I was able to confirm the enclosure/bay mapping for our test system like this:
05 | 11 | 17 | 23 |
04 | 10 | 16 | 22 |
03 | 09 | 15 | 21 |
02 | 08 | 14 | 20 |
01 | 07 | 13 | 19 |
00 | 06 | 12 | 18 |
Our test system has:
/sys/devices/pci0000:85/0000:85:00.0/0000:86:00.0/host6/port-6:0/expander-6:0/port-6:0:25/end_device-6:0:25/target6:0:
24/6:0:24:0/enclosure/6:0:24:0
With Slot00 through Slot23 in that directory.
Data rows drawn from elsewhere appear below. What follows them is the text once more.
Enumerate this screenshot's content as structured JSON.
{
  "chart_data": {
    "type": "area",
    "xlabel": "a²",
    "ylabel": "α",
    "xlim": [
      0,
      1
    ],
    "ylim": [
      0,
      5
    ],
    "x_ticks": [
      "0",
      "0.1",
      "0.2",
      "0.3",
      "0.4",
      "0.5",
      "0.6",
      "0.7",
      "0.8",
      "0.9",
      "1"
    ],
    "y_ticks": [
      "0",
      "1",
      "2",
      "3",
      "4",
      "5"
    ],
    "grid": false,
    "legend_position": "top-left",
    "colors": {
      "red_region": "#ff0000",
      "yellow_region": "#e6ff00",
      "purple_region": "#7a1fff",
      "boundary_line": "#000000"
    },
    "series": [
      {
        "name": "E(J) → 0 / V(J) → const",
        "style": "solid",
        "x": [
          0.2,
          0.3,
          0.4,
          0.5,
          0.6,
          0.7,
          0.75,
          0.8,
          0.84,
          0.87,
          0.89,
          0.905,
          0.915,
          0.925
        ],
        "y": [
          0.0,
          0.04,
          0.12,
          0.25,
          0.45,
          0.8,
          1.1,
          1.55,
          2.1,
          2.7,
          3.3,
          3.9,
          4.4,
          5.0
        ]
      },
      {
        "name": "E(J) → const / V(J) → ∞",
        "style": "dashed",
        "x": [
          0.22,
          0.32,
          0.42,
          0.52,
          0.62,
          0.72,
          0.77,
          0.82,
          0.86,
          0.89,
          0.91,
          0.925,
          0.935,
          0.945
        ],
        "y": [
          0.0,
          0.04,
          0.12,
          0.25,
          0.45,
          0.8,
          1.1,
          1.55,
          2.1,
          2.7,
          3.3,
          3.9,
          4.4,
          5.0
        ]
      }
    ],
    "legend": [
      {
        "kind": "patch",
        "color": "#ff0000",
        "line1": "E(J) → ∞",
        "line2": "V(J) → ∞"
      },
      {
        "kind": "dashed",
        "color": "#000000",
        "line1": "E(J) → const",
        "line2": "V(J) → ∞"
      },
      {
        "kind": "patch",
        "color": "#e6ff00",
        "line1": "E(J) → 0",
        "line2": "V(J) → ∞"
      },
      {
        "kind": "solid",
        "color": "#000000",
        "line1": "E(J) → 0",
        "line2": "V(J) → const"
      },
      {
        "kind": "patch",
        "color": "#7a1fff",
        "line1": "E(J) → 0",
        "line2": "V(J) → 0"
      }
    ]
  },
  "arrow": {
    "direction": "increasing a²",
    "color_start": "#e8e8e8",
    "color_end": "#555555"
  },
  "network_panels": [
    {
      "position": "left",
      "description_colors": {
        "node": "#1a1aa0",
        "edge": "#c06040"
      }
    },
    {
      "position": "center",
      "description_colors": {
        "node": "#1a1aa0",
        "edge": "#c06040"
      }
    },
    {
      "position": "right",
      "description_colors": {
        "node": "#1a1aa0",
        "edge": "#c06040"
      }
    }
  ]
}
Each Slotnn directory has a fault file that can be read or written to turn the fault light on (1) or off (0).
ZFS can give additional information during a zpool status
run by specifying the -c
flag. Alone, this should produce a list of available scripts (from /etc/zfs/zpool.d). Given one of the scripts as an argument, it will run the script which will produce additional columns of output that are incorporated into the zpool status output. For example, zpool status -c ses <pool>
will show you the enclosure and slot IDs for each vdev, along with LED states:
pool: loc-enc
state: ONLINE
scan: resilvered 24K in 0 days 00:00:01 with 0 errors on Mon Apr 1 20:22:55 2019
config:
NAME STATE READ WRITE CKSUM enc encdev slot fault_led locate_led
loc-enc ONLINE 0 0 0
raidz3-0 ONLINE 0 0 0
e0s0 ONLINE 0 0 0 0:0:24:0 sg24 0 0 0
e0s1 ONLINE 0 0 0 0:0:24:0 sg24 1 0 0
e0s2 ONLINE 0 0 0 0:0:24:0 sg24 2 0 0
e0s3 ONLINE 0 0 0 0:0:24:0 sg24 3 0 0
e0s4 ONLINE 0 0 0 0:0:24:0 sg24 4 0 0
e0s5 ONLINE 0 0 0 0:0:24:0 sg24 5 0 0
e0s6 ONLINE 0 0 0 0:0:24:0 sg24 6 0 0
e0s7 ONLINE 0 0 0 0:0:24:0 sg24 7 0 0
e0s8 ONLINE 0 0 0 0:0:24:0 sg24 8 0 0
e0s9 ONLINE 0 0 0 0:0:24:0 sg24 9 0 0
e0s10 ONLINE 0 0 0 0:0:24:0 sg24 10 0 0
errors: No known data errors
ZFS Capacity calculator - appears to be accurate for the arrays I have built and compared.